The pagan nature religions that had greater prominence before the spread of Christianity were animistic, pertaining to the worship of nature or at least to the notion that nature is indwelt by spirits tied to specific parts of the external world. This concept of trees, streams of water, and mountains having their respective spirits, depending on the form it takes, is actually distinguishable from panpsychism only in that the former has a distinctly religious bent and the latter has a focus on the nature of consciousness and matter that does not need an automatic religious context. In light of this, panpsychism is basically at the very least a new emphasis on a historical belief held by pagans.
Pagan animism could take forms with various extents to which it attributes minds to nature. Hypothetically, an animist might only regard one aspect of nature like trees as associated with/animated by some class of spirit, but they also could hold that literally every type of naturally occurring environmental object has its own spirit. At this point, animism is at least partly identical with panpsychism, the idea that all matter has some degree of consciousness. This means that animism and pansychism share the same glaring epistemological weakness. Both entail ideas that can have neither support nor confirmation under human epistemological limitations.

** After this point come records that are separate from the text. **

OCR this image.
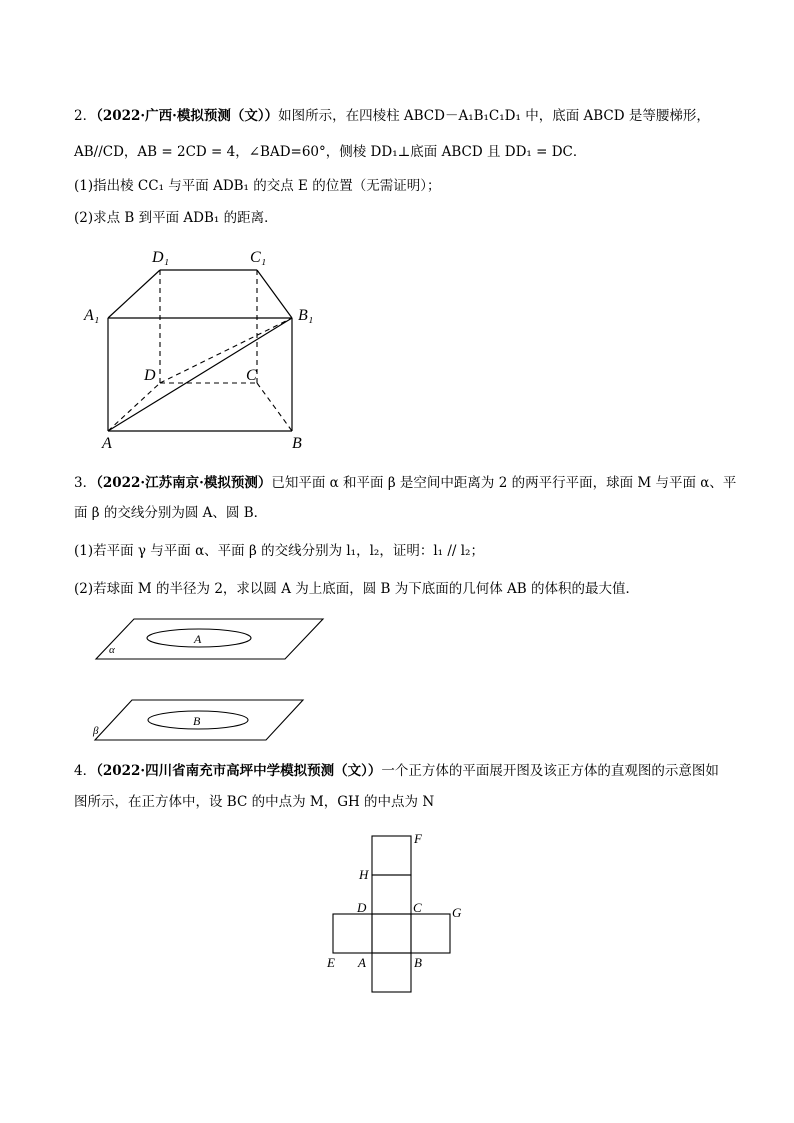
2．（2022·广西·模拟预测（文））如图所示，在四棱柱 ABCD－A₁B₁C₁D₁ 中，底面 ABCD 是等腰梯形，
AB//CD，AB = 2CD = 4，∠BAD=60°，侧棱 DD₁⊥底面 ABCD 且 DD₁ = DC．
(1)指出棱 CC₁ 与平面 ADB₁ 的交点 E 的位置（无需证明）；
(2)求点 B 到平面 ADB₁ 的距离．
D₁	C₁
A₁	B₁
D	C
A	B
3．（2022·江苏南京·模拟预测）已知平面 α 和平面 β 是空间中距离为 2 的两平行平面，球面 M 与平面 α、平
面 β 的交线分别为圆 A、圆 B．
(1)若平面 γ 与平面 α、平面 β 的交线分别为 l₁，l₂，证明：l₁ // l₂；
(2)若球面 M 的半径为 2，求以圆 A 为上底面，圆 B 为下底面的几何体 AB 的体积的最大值．
α
A
β
B
4．（2022·四川省南充市高坪中学模拟预测（文））一个正方体的平面展开图及该正方体的直观图的示意图如
图所示，在正方体中，设 BC 的中点为 M，GH 的中点为 N
F
H
D	C G
E A	B
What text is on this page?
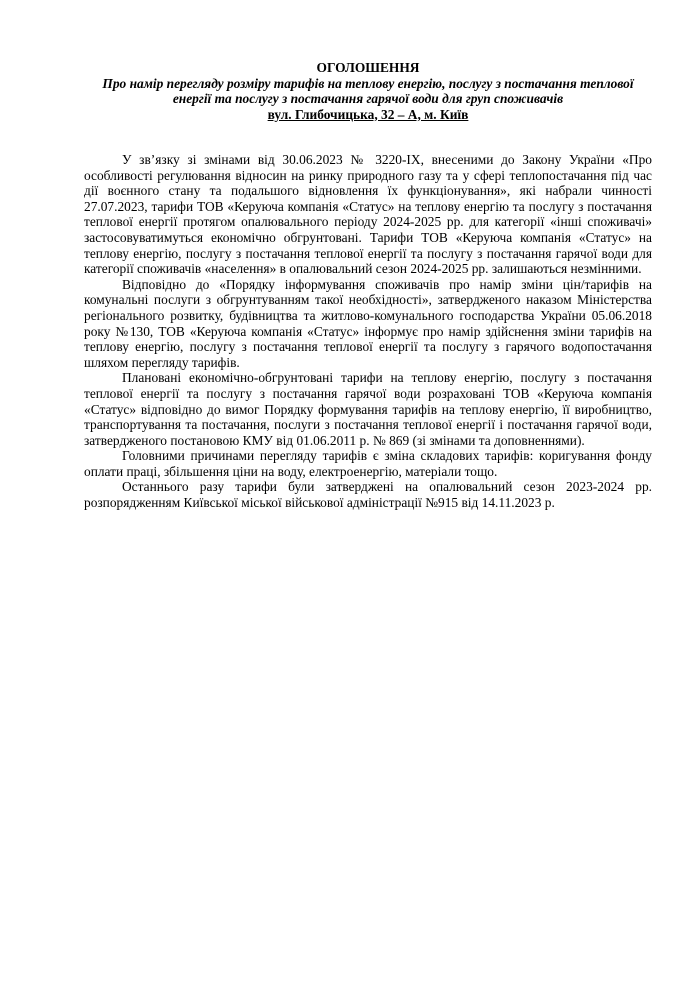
ОГОЛОШЕННЯ
Про намір перегляду розміру тарифів на теплову енергію, послугу з постачання теплової енергії та послугу з постачання гарячої води для груп споживачів
вул. Глибочицька, 32 – А, м. Київ

У зв’язку зі змінами від 30.06.2023 № 3220-IX, внесеними до Закону України «Про особливості регулювання відносин на ринку природного газу та у сфері теплопостачання під час дії воєнного стану та подальшого відновлення їх функціонування», які набрали чинності 27.07.2023, тарифи ТОВ «Керуюча компанія «Статус» на теплову енергію та послугу з постачання теплової енергії протягом опалювального періоду 2024-2025 рр. для категорії «інші споживачі» застосовуватимуться економічно обгрунтовані. Тарифи ТОВ «Керуюча компанія «Статус» на теплову енергію, послугу з постачання теплової енергії та послугу з постачання гарячої води для категорії споживачів «населення» в опалювальний сезон 2024-2025 рр. залишаються незмінними.

Відповідно до «Порядку інформування споживачів про намір зміни цін/тарифів на комунальні послуги з обгрунтуванням такої необхідності», затвердженого наказом Міністерства регіонального розвитку, будівництва та житлово-комунального господарства України 05.06.2018 року №130, ТОВ «Керуюча компанія «Статус» інформує про намір здійснення зміни тарифів на теплову енергію, послугу з постачання теплової енергії та послугу з гарячого водопостачання шляхом перегляду тарифів.

Плановані економічно-обгрунтовані тарифи на теплову енергію, послугу з постачання теплової енергії та послугу з постачання гарячої води розраховані ТОВ «Керуюча компанія «Статус» відповідно до вимог Порядку формування тарифів на теплову енергію, її виробництво, транспортування та постачання, послуги з постачання теплової енергії і постачання гарячої води, затвердженого постановою КМУ від 01.06.2011 р. № 869 (зі змінами та доповненнями).

Головними причинами перегляду тарифів є зміна складових тарифів: коригування фонду оплати праці, збільшення ціни на воду, електроенергію, матеріали тощо.

Останнього разу тарифи були затверджені на опалювальний сезон 2023-2024 рр. розпорядженням Київської міської військової адміністрації №915 від 14.11.2023 р.
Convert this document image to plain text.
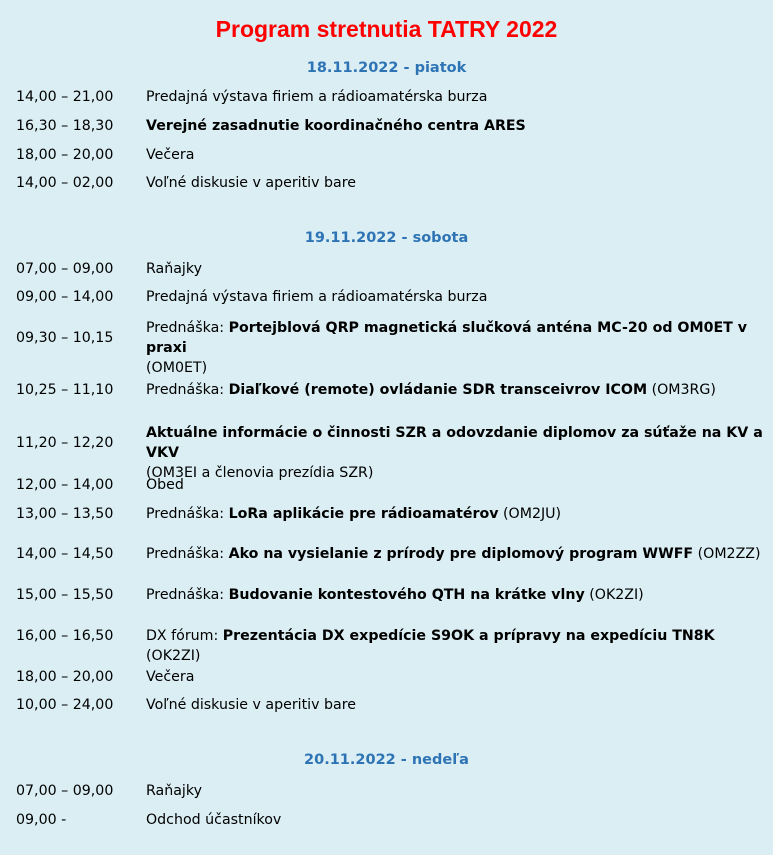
Program stretnutia TATRY 2022
18.11.2022 - piatok
14,00 – 21,00 Predajná výstava firiem a rádioamatérska burza
16,30 – 18,30 Verejné zasadnutie koordinačného centra ARES
18,00 – 20,00 Večera
14,00 – 02,00 Voľné diskusie v aperitiv bare
19.11.2022 - sobota
07,00 – 09,00 Raňajky
09,00 – 14,00 Predajná výstava firiem a rádioamatérska burza
09,30 – 10,15
Prednáška: Portejblová QRP magnetická slučková anténa MC-20 od OM0ET v praxi
(OM0ET)
10,25 – 11,10 Prednáška: Diaľkové (remote) ovládanie SDR transceivrov ICOM (OM3RG)
11,20 – 12,20
Aktuálne informácie o činnosti SZR a odovzdanie diplomov za súťaže na KV a VKV
(OM3EI a členovia prezídia SZR)
12,00 – 14,00 Obed
13,00 – 13,50 Prednáška: LoRa aplikácie pre rádioamatérov (OM2JU)
14,00 – 14,50 Prednáška: Ako na vysielanie z prírody pre diplomový program WWFF (OM2ZZ)
15,00 – 15,50 Prednáška: Budovanie kontestového QTH na krátke vlny (OK2ZI)
16,00 – 16,50 DX fórum: Prezentácia DX expedície S9OK a prípravy na expedíciu TN8K (OK2ZI)
18,00 – 20,00 Večera
10,00 – 24,00 Voľné diskusie v aperitiv bare
20.11.2022 - nedeľa
07,00 – 09,00 Raňajky
09,00 -	Odchod účastníkov
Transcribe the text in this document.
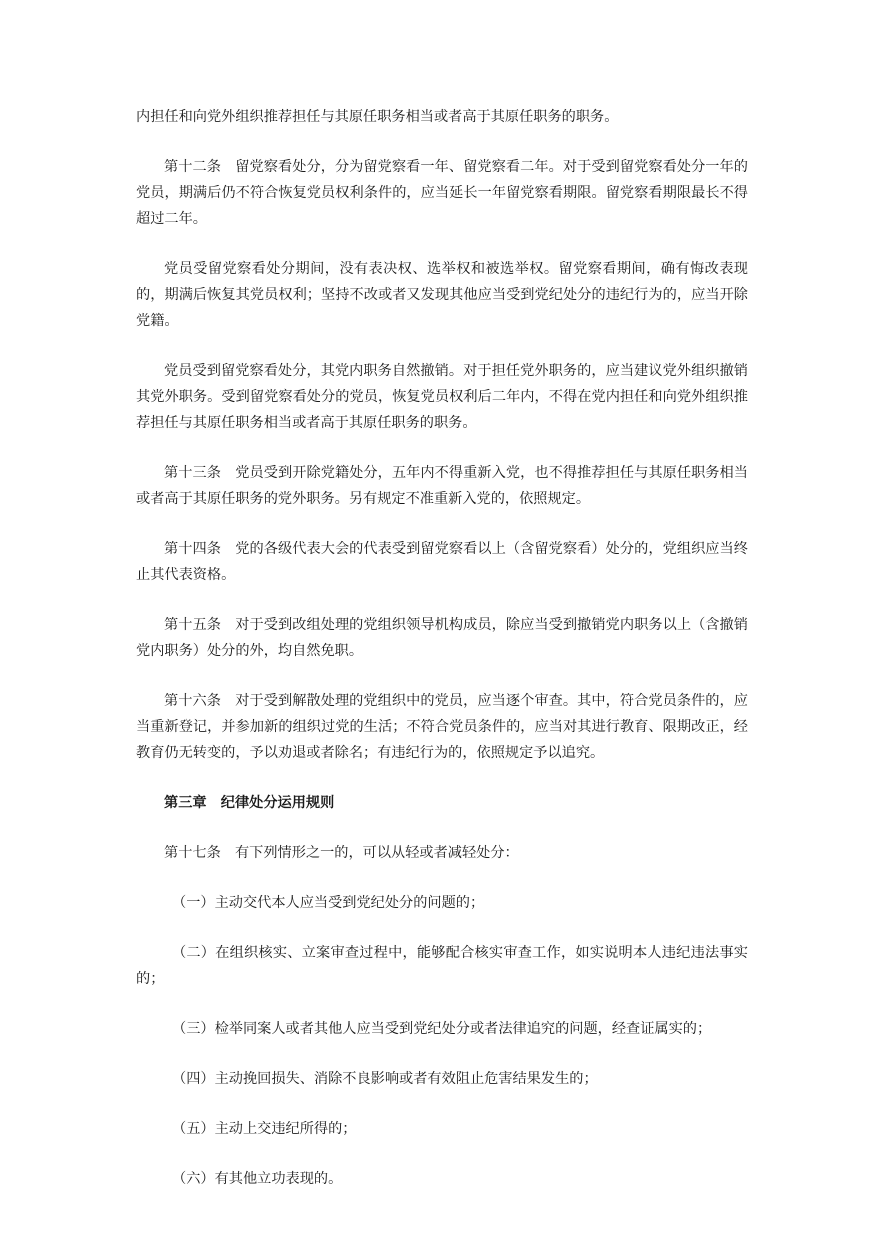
内担任和向党外组织推荐担任与其原任职务相当或者高于其原任职务的职务。

第十二条　留党察看处分，分为留党察看一年、留党察看二年。对于受到留党察看处分一年的党员，期满后仍不符合恢复党员权利条件的，应当延长一年留党察看期限。留党察看期限最长不得超过二年。

党员受留党察看处分期间，没有表决权、选举权和被选举权。留党察看期间，确有悔改表现的，期满后恢复其党员权利；坚持不改或者又发现其他应当受到党纪处分的违纪行为的，应当开除党籍。

党员受到留党察看处分，其党内职务自然撤销。对于担任党外职务的，应当建议党外组织撤销其党外职务。受到留党察看处分的党员，恢复党员权利后二年内，不得在党内担任和向党外组织推荐担任与其原任职务相当或者高于其原任职务的职务。

第十三条　党员受到开除党籍处分，五年内不得重新入党，也不得推荐担任与其原任职务相当或者高于其原任职务的党外职务。另有规定不准重新入党的，依照规定。

第十四条　党的各级代表大会的代表受到留党察看以上（含留党察看）处分的，党组织应当终止其代表资格。

第十五条　对于受到改组处理的党组织领导机构成员，除应当受到撤销党内职务以上（含撤销党内职务）处分的外，均自然免职。

第十六条　对于受到解散处理的党组织中的党员，应当逐个审查。其中，符合党员条件的，应当重新登记，并参加新的组织过党的生活；不符合党员条件的，应当对其进行教育、限期改正，经教育仍无转变的，予以劝退或者除名；有违纪行为的，依照规定予以追究。

第三章　纪律处分运用规则

第十七条　有下列情形之一的，可以从轻或者减轻处分：

（一）主动交代本人应当受到党纪处分的问题的；

（二）在组织核实、立案审查过程中，能够配合核实审查工作，如实说明本人违纪违法事实的；

（三）检举同案人或者其他人应当受到党纪处分或者法律追究的问题，经查证属实的；

（四）主动挽回损失、消除不良影响或者有效阻止危害结果发生的；

（五）主动上交违纪所得的；

（六）有其他立功表现的。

No matter how many hours one observes a tree, stone, or building (if artificial items of matter are added), short of something extremely unlikely, there will be not even the slightest evidence that there is a consciousness lurking behind the matter. The epistemological problems facing animism go beyond this, though. Not even fellow people can be proven to have their own minds--and they move, speak, and give other indications of conscious experience! If this is what directly watching other people react and seemingly think fails to prove, then it is even more hopeless to look to what appears inanimate in nature and suppose that it is actually conscious.
Belief in animism of any kind is inevitably crippled by this. The metaphysical claims of animism by nature have no logical proof (as there is no way to prove that immobile structures in nature are inhabited by their own consciousnesses by either self-evidence or longer deduction) and no empirical support. Paganism likewise is not false by default like irrationalism or relativism due to contradiction and self-refutation, but there is nothing to even begin amassing evidence for it that falls short of logical proof. Just like the modern conceptions of panpsychism, pagan animism is at best unverifiable and at worst completely incorrect.